In this article were going to discuss XML parsers and the difference between the two main Parser types; DOM and SAX. As you are already may have noticed from my other articles, I will first give you a Helicopter overview before we will go into the details;
Why is this important?
Good question! Let’s start with XML and why it’s important.
XML is everywhere. In our documents, phones, photos, computers, software, hardware, social media, networks, household, refrigerators, coffee, Tea, toys, music, television, radio, the weather, cars, bycicles, plains, boats, trains, the gym, governments, food, drinks, sports, leisure and probably much more that I couldn’t think of right now.
Yes. It’s a lot of areas where we can find XML. But what is XML?
XML stands for EXtensible Markup Language. Just like HTML it is a Markup Language. There’s however one big difference. HTML does describe the Data and Layout, where XML only describes Data, not how it should look. That’s the task of other systems like Extensible Stylesheet Language (XSL) is used to refer to a family of languages used to transform and render XML documents. If you open an XML document in a webbrowser you only see something like in the picture above.
The XML shown above shows up customers and details about the orders they placed at some company. This kind of XML is extensively used by sales systems.
One of the great advantages about this kind of XML is that it can be easily transferred (over HTTP). The same way webpages are transferred from a server anywhere over the world to a webbrowser anywhere in the world, with amazing speed!
We are used to it but think of it this way. You place an online order at some webshop. The shop doesn’t have your ordered item in stock, so it immediately sends a new order to it’s supplier, who delivers your product immediately to the webshop who delivers it to you on time!
All these processes happen without you noticing. You just got what you expected on time and that’s the only thing that matters in your opinion.
These ‘messages’ need to exchange the data contained inside the XML code, so there needs to be a system which can grab the data from the XML. This system is the Parser.
Parsing, syntax analysis or syntactic analysis is the process of analysing a string of symbols, either in natural language, computer languages or data structures, conforming to the rules of a formal grammar. The term parsing comes from Latin pars (orationis), meaning part (of speech).
Java and XML
Already since the first version of Java (1.1) Java had all the instruments on board to parse XML (either from files or networks).
You could say that Java and XML are happily married since the beginning of their time.
The DOM Parser
A popular way to look at XML Is as a Tree with with branches and leaves.
The DOM parser makes use of this. It reads the whole XML document at once and after this, the Nodes and Elements can be accessed by simple methods.
After the DOM Parser has read the complete XML Document it generated a DOM object. If you’re interested you can parse an XML File yourself and have a look at the DOM object in the Debugger. It’s a very interesting Object to see!
Getting the data from the DOM Object
Once you have the DOM Object, it’s methods are simple.

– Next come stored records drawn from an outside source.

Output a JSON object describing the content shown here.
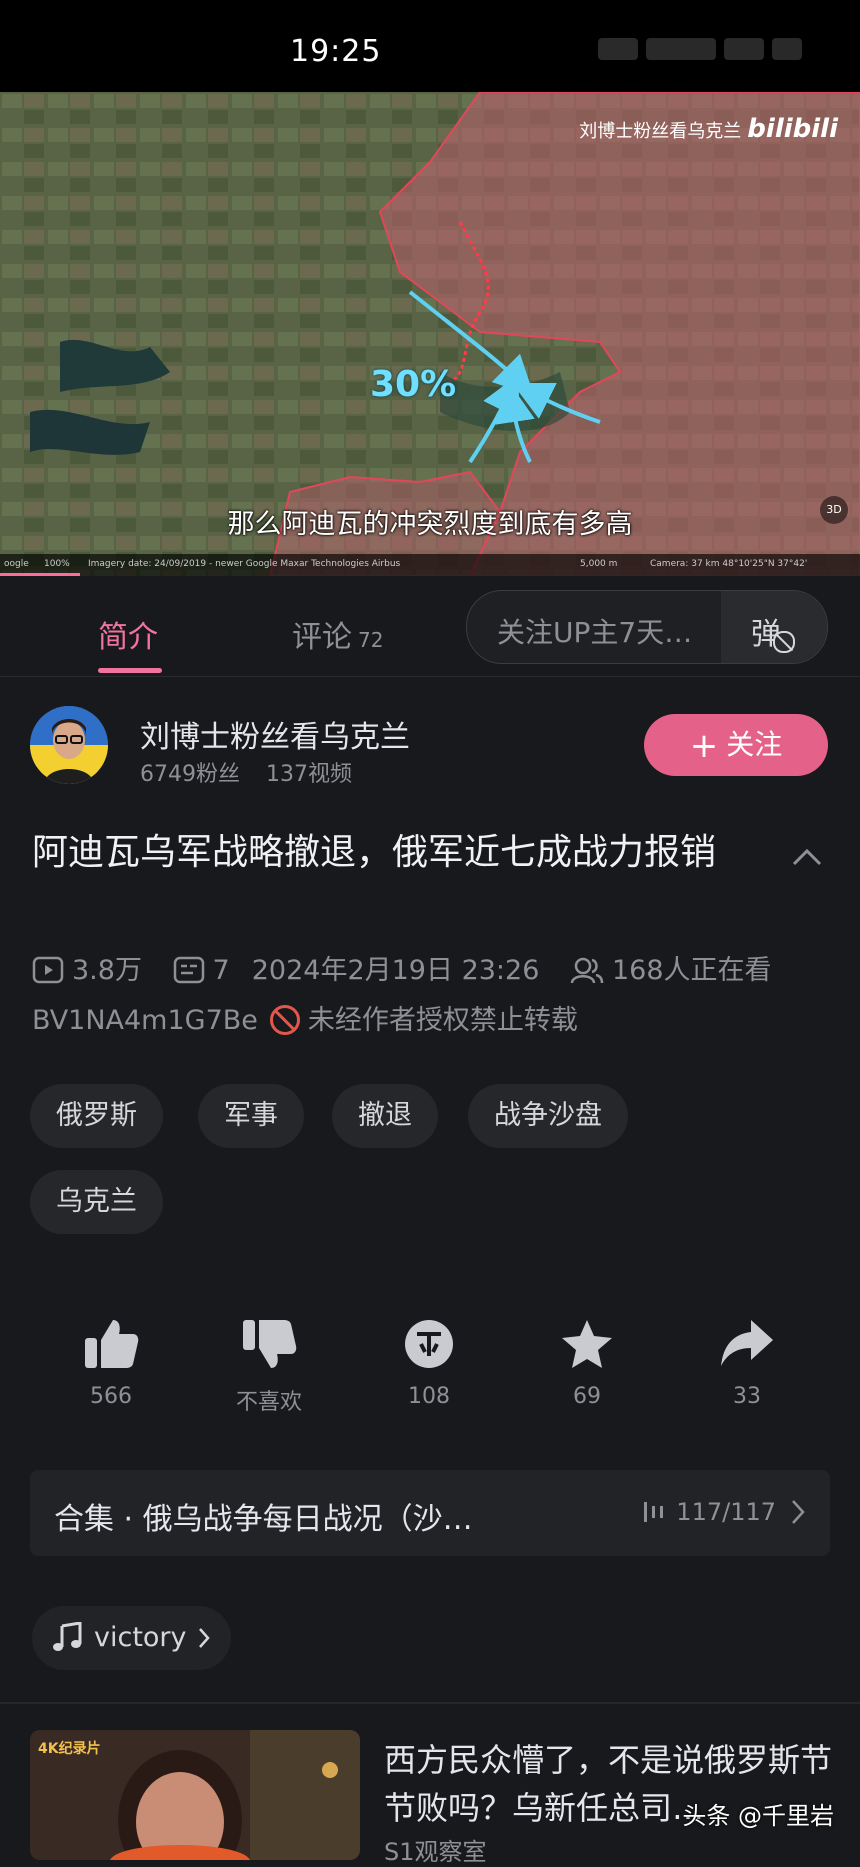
{
  "status_bar": {
    "time": "19:25"
  },
  "video": {
    "watermark_channel": "刘博士粉丝看乌克兰",
    "watermark_brand": "bilibili",
    "overlay_percent": "30%",
    "subtitle": "那么阿迪瓦的冲突烈度到底有多高",
    "map_attribution": "Imagery date: 24/09/2019 - newer    Google   Maxar Technologies   Airbus",
    "map_scale": "5,000 m",
    "map_camera": "Camera: 37 km  48°10'25\"N 37°42'",
    "map_logo": "oogle",
    "map_zoom": "100%",
    "map_3d": "3D",
    "territory_color": "#c0606f",
    "arrow_color": "#5fd0f2"
  },
  "tabs": {
    "intro_label": "简介",
    "comments_label": "评论",
    "comments_count": "72",
    "follow_banner": "关注UP主7天…",
    "danmu_label": "弹",
    "accent_color": "#f0749e"
  },
  "uploader": {
    "name": "刘博士粉丝看乌克兰",
    "followers": "6749粉丝",
    "videos": "137视频",
    "follow_label": "关注",
    "follow_plus": "+"
  },
  "video_info": {
    "title": "阿迪瓦乌军战略撤退，俄军近七成战力报销",
    "views": "3.8万",
    "danmaku_count": "7",
    "publish_time": "2024年2月19日 23:26",
    "watching": "168人正在看",
    "bvid": "BV1NA4m1G7Be",
    "copyright_notice": "未经作者授权禁止转载"
  },
  "tags": [
    "俄罗斯",
    "军事",
    "撤退",
    "战争沙盘",
    "乌克兰"
  ],
  "actions": {
    "like": "566",
    "dislike": "不喜欢",
    "coin": "108",
    "favorite": "69",
    "share": "33"
  },
  "collection": {
    "title": "合集 · 俄乌战争每日战况（沙…",
    "progress": "117/117"
  },
  "music": {
    "title": "victory"
  },
  "recommendation": {
    "thumb_label": "4K纪录片",
    "title": "西方民众懵了，不是说俄罗斯节节败吗？乌新任总司…",
    "channel": "S1观察室"
  },
  "source_watermark": "头条 @千里岩"
}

You can Navigate trough the XML by calling methods as getElementByName(), getNextElement(), getNextSibbling(), getPreviousElement() etc., etc, The data is usually stored in the next Element of the Named Node.

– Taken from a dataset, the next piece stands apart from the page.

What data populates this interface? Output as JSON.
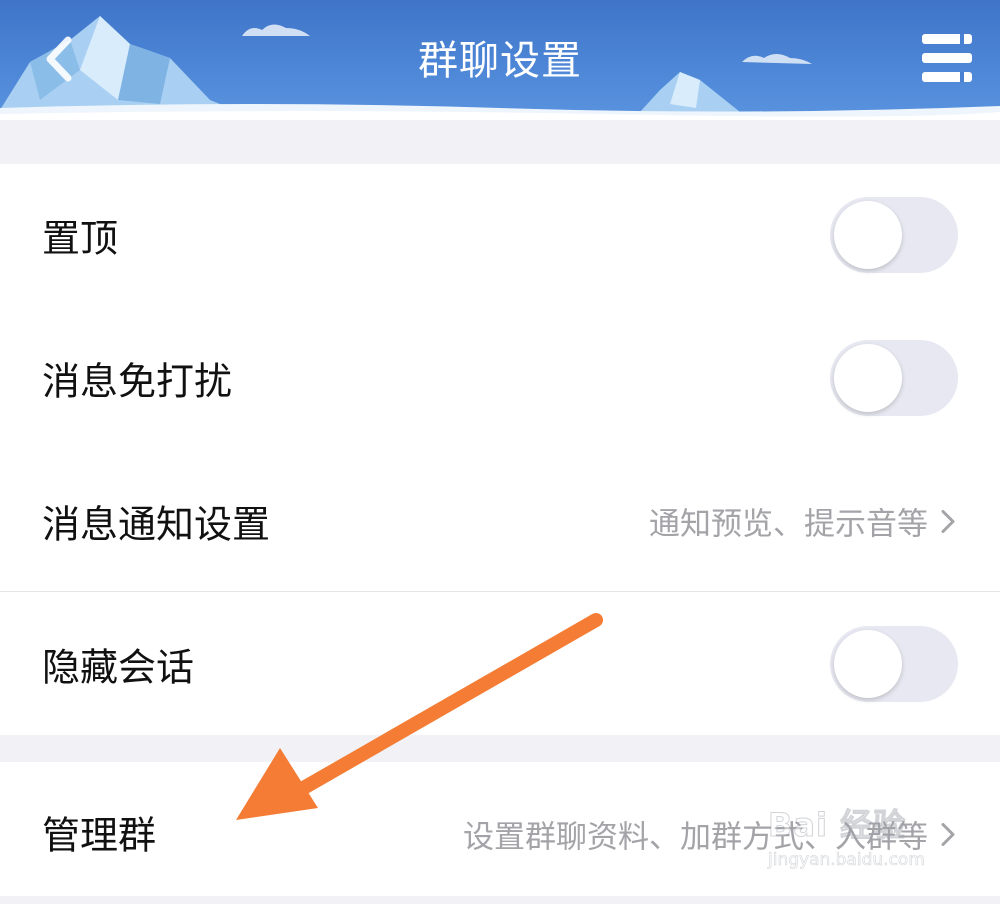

Many developers use Static Utility libraries to extract data from the DOM Object. You can find many of these in the Apache Solr Source Code since Solr does almost everything with XML.
When you want to get Arrays from the Data or want to grab the vontent from a single element, XPATH expressions are very useful.
The SAX Parser
SAX stands for Simple API for XML. The big difference between SAX and DOM is that DOM reads the complete Document before processing and SAX processes the Document while reading.
SAX works with events. To explain this, consider the following XML:
<XML> <a>... Some data...</a> <b>... Some data...</b> <c>... Some data...</c> <d>... Some data...</d> </XML>
- At the first element <XML> the SAX parser recognizes that it is reading the start of the Document and the startDocument event is triggered.
- The parser keeps on reading and encounters the <a> element. It fires the startElement event.
- Now the parser sees the characters in <a> and starts reading until it encounters the </a>. This continues until all elements are read.
- Finally </XML> is encountered and the parser is done.
Which parser when?
- Since SAX doesn’t read the whole Document in memory it’s best for very large Documents.
- DOM is generally faster than SAX because it keeps the whole Document in memory.
Getting the data from the SAX parser
Like DOM this is pretty easy. You can create a JavaBean while parsing and use the getters to get all you want. Here is a nice example.
Based upon this information you should make a decision on the parser you will use.